With the North African coast occupied by the enemy, there could now be no air cover for the biggest part of the Mediterranean, and Malta was once more in danger of starving. The respite the destroyer crews had hoped for after Greece – because there was hardly a single ship that was not in urgent need of a refit – never materialised. Tank and aircraft reinforcements had to be pushed through from Gib, because the army couldn’t wait for it to go round the Cape, so a convoy was assembled at Alex and, escorted by every available warship, run westwards to Malta where the tank and aircraft convoy was met and brought back to the Eastern Mediterranean. The Luftwaffe tried its hardest but the volume of gunfire was so tremendous it was beaten off without loss, but neither the tanks nor the aircraft, which had been brought at such effort from England, had been fitted with sand and dust filters and the work had to be done before they could go into action.
‘Why in God’s name couldn’t they fit the bloody things before they shipped them?’ Verschoyle snarled. ‘The whole goddamned lot could be destroyed before they’ve even fired a shot!’

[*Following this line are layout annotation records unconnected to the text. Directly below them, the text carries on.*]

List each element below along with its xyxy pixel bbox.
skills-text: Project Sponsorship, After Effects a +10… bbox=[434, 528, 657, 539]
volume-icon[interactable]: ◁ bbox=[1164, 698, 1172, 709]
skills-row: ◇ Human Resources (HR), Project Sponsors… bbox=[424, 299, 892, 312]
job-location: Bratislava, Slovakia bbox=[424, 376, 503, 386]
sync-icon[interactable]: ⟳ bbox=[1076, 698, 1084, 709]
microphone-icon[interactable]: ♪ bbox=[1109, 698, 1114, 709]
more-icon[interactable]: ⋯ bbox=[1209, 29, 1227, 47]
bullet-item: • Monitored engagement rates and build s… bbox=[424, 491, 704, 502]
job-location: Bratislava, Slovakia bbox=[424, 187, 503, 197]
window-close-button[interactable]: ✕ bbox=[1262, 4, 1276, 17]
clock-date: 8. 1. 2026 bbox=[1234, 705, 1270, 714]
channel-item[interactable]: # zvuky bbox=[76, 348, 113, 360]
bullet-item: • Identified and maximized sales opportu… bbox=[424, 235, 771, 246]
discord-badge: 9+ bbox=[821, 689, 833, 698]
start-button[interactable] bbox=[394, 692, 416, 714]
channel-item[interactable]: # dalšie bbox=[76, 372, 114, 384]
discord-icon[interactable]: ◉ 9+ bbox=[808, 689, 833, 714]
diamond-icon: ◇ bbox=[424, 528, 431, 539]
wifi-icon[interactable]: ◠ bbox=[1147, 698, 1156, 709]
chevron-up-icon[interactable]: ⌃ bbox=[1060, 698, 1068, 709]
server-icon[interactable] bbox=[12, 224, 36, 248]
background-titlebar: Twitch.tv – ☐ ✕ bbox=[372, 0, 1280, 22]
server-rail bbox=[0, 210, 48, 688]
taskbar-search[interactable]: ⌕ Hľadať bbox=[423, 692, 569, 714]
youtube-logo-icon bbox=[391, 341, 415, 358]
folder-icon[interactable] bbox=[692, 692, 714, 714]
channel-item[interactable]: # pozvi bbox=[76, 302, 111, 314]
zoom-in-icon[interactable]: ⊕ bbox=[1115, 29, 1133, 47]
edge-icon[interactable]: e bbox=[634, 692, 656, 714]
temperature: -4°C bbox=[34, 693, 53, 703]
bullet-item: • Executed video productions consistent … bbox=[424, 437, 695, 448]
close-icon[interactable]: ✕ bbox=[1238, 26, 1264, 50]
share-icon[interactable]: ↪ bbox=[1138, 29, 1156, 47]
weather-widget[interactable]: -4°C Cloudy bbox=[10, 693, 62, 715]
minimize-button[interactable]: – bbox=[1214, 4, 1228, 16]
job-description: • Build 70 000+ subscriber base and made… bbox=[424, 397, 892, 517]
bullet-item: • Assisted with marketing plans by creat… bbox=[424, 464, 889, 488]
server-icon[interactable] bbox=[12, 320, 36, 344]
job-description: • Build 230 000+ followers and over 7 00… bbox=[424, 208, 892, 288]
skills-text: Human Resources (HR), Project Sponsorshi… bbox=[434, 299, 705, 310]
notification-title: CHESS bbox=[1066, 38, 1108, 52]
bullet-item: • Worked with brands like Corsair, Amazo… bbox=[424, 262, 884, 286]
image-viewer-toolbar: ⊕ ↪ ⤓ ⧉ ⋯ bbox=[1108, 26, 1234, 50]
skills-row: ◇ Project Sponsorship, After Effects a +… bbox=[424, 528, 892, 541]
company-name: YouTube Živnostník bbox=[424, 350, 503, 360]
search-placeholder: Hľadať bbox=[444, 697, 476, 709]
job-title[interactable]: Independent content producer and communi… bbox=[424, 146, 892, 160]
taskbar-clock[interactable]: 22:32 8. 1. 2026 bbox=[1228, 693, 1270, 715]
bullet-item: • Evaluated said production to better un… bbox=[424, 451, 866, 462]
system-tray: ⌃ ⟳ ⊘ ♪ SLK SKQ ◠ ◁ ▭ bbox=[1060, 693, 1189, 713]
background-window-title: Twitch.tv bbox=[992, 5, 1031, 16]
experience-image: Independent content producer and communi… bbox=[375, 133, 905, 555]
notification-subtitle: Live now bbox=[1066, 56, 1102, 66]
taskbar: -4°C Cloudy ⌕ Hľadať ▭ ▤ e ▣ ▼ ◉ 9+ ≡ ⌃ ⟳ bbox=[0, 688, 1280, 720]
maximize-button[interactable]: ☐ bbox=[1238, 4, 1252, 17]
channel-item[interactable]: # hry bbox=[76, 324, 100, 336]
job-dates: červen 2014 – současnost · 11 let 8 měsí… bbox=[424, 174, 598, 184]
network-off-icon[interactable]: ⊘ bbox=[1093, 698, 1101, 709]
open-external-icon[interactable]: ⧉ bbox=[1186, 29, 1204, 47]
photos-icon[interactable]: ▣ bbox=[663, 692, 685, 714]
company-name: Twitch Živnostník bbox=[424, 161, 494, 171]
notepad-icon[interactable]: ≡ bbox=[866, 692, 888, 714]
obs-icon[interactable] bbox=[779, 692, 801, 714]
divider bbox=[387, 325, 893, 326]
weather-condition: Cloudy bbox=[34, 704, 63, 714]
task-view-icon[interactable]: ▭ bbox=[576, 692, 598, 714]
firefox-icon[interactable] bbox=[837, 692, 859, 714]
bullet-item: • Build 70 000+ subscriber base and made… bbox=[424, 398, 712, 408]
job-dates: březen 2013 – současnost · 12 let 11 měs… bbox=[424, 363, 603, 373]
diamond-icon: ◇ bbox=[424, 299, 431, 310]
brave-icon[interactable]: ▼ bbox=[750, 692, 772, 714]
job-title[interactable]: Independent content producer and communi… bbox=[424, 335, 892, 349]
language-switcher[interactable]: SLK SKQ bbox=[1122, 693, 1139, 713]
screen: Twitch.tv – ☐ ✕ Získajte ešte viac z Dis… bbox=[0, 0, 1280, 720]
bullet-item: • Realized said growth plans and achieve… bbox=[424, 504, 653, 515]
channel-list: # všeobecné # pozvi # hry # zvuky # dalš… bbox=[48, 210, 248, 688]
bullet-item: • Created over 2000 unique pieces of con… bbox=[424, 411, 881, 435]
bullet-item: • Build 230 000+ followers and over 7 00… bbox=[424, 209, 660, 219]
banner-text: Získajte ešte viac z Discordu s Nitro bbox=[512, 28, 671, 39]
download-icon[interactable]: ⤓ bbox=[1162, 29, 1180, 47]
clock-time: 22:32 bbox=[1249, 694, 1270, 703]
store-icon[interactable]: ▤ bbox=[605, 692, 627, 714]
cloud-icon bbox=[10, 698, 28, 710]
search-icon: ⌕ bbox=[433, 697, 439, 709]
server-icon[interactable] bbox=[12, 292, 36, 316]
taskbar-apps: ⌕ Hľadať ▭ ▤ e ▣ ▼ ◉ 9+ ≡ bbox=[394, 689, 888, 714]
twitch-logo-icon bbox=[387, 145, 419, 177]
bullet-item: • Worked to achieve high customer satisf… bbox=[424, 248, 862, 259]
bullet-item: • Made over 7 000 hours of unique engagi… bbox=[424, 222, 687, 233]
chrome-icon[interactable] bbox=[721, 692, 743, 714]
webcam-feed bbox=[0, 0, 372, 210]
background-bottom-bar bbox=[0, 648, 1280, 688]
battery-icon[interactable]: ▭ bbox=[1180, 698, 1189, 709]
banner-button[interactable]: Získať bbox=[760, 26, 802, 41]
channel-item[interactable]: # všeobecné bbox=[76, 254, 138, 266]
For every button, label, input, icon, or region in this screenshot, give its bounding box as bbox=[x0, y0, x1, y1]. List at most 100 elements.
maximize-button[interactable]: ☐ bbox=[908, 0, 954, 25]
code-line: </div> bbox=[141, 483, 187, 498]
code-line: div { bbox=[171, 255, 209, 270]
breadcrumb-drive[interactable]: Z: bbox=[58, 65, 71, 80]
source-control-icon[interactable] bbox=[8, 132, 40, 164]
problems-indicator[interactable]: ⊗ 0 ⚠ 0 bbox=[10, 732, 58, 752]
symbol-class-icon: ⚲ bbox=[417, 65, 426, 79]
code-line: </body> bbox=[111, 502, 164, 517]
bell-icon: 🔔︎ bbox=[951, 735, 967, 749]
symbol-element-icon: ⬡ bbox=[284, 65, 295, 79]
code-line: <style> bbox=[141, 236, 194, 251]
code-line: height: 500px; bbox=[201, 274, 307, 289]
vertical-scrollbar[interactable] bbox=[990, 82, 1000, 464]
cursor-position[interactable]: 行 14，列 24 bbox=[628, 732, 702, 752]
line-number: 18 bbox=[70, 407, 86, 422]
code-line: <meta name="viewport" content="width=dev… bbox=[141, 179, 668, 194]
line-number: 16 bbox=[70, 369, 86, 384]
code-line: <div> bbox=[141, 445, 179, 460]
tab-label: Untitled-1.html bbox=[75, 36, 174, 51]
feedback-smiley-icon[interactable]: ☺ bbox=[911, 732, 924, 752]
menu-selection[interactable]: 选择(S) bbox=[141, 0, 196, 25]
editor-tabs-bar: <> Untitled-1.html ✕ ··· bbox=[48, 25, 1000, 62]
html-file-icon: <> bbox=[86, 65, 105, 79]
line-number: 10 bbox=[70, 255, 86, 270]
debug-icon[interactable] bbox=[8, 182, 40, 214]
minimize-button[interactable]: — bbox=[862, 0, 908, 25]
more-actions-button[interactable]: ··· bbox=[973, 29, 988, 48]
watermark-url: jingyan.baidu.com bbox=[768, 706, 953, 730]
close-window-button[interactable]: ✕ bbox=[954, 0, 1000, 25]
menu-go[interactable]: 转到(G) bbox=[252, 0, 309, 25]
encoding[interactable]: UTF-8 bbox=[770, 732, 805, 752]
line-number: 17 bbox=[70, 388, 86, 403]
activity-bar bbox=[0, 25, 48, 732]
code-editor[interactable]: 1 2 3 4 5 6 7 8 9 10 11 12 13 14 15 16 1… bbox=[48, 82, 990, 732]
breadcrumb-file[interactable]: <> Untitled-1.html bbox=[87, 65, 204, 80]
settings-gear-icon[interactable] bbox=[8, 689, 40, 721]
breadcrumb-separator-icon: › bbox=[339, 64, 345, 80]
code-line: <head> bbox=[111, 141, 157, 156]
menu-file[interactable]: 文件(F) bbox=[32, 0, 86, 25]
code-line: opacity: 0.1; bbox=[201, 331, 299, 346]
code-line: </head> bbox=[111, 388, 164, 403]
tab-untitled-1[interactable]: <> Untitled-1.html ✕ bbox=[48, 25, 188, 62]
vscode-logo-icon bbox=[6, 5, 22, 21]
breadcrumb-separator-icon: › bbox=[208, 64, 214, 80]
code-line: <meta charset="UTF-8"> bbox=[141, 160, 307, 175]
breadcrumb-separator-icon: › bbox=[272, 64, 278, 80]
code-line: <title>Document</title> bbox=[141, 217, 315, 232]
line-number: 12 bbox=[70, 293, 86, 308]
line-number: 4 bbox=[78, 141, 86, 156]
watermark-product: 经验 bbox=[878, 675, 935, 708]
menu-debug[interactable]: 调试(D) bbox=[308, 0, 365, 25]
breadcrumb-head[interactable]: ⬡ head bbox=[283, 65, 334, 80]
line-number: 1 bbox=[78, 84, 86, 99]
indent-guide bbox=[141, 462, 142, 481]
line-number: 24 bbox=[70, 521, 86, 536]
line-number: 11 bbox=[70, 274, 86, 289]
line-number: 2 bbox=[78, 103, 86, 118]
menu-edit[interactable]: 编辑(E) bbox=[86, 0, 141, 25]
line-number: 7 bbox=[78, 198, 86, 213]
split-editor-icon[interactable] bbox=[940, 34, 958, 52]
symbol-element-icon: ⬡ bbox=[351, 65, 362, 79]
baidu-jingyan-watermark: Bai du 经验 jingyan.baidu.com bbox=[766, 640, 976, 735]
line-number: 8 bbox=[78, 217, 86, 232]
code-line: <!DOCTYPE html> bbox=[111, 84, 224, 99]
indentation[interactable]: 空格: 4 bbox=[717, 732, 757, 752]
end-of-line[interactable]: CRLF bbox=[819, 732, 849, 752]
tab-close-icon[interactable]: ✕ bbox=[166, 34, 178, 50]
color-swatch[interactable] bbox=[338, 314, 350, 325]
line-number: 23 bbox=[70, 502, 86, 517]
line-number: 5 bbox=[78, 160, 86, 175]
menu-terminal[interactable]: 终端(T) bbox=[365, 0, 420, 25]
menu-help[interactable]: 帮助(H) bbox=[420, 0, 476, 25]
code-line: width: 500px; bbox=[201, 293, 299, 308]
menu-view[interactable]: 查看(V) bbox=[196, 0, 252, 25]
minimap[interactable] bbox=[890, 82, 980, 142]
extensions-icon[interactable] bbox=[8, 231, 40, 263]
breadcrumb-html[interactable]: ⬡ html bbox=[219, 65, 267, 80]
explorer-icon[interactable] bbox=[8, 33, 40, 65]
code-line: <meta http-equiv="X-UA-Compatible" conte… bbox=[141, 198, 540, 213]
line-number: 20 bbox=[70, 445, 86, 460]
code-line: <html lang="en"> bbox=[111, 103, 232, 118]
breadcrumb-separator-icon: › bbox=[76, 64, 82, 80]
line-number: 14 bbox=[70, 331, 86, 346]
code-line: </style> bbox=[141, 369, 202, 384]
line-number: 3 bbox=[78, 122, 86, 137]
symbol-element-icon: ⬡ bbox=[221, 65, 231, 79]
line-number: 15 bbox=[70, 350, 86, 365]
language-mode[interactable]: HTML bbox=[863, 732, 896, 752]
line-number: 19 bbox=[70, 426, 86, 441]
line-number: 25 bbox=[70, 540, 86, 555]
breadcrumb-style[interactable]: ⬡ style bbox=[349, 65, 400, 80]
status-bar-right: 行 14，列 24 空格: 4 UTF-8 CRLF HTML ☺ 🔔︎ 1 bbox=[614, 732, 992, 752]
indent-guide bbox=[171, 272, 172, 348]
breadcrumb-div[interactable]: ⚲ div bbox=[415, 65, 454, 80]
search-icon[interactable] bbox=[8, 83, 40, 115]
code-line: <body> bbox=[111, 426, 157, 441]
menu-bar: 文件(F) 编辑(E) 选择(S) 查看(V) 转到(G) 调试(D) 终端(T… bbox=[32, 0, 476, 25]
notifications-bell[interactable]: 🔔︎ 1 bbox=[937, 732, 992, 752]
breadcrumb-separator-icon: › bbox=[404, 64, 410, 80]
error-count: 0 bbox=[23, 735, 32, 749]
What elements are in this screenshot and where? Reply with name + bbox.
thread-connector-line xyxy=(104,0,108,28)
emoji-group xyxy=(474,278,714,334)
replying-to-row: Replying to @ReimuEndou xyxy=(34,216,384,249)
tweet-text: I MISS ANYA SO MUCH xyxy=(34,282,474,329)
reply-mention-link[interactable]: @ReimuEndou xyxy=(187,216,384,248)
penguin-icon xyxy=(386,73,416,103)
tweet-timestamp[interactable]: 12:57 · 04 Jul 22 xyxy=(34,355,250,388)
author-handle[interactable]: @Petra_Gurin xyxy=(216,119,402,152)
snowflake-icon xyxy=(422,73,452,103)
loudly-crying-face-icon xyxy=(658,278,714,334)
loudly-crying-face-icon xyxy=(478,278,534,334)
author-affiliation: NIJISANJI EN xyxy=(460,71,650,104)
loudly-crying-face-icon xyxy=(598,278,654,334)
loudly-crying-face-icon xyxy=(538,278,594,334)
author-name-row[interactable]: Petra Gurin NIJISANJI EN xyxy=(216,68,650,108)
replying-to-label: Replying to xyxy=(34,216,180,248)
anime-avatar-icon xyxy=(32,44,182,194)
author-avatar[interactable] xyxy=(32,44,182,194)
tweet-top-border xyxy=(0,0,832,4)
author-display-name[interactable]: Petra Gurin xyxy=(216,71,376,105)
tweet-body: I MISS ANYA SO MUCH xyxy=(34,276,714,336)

Desperate for calm, Kelly looked up First Officer Jenner-Neate again, but she seemed wary of him and was so perpetually on duty she began to torment him with her inaccessibility. He could see her and talk to her at headquarters but never alone, and he wondered if she were avoiding him. He knew she had a highly responsible job that demanded dedication and long hours but, by this time, her dullest, most menial chores had become for him an expression of her personality. She was completely mistress of what she did and seemed to tackle her work with a serenity that elevated it beyond a mere chore, and he took to hanging about in the corridor near her office like a love-sick midshipman in the hope of meeting her. When she appeared, which was rarely, she was always in a hurry, however, and in his desperation he wondered if he were falling in love again. Surely not, he told himself. He was too bloody old for that and she was too sensible.
Finally, he grabbed her as she appeared with an armful of papers and was just about to ask – demand even – that she meet him for drinks when the fleet chaplain appeared. Frustrated, he swore bitterly and he saw the chaplain’s lips purse. Jenner-Neate’s mouth was as firm as ever but as she vanished – as suddenly as she’d appeared – her eyes were smiling.
In a fury, he wrote her a note asking her if he could take her out to dinner but it came back with a scrawl across the back – ‘Too busy. And so will you be soon.’
She was dead right again and the following morning he heard that the Germans had occupied the island of Milos eighty miles to the north of Crete as a base for the assembly of convoys and that they intended to mount a massive invasion of Crete by air. It needed no great intelligence to appreciate that the targets would be Canea, Retimo and Heraklion, and to counter any such attack naval forces were to be deployed to the west and north-west of the island, while the main fleet remained at Alexandria. Air reconnaissance or fighter cover was not expected to produce much.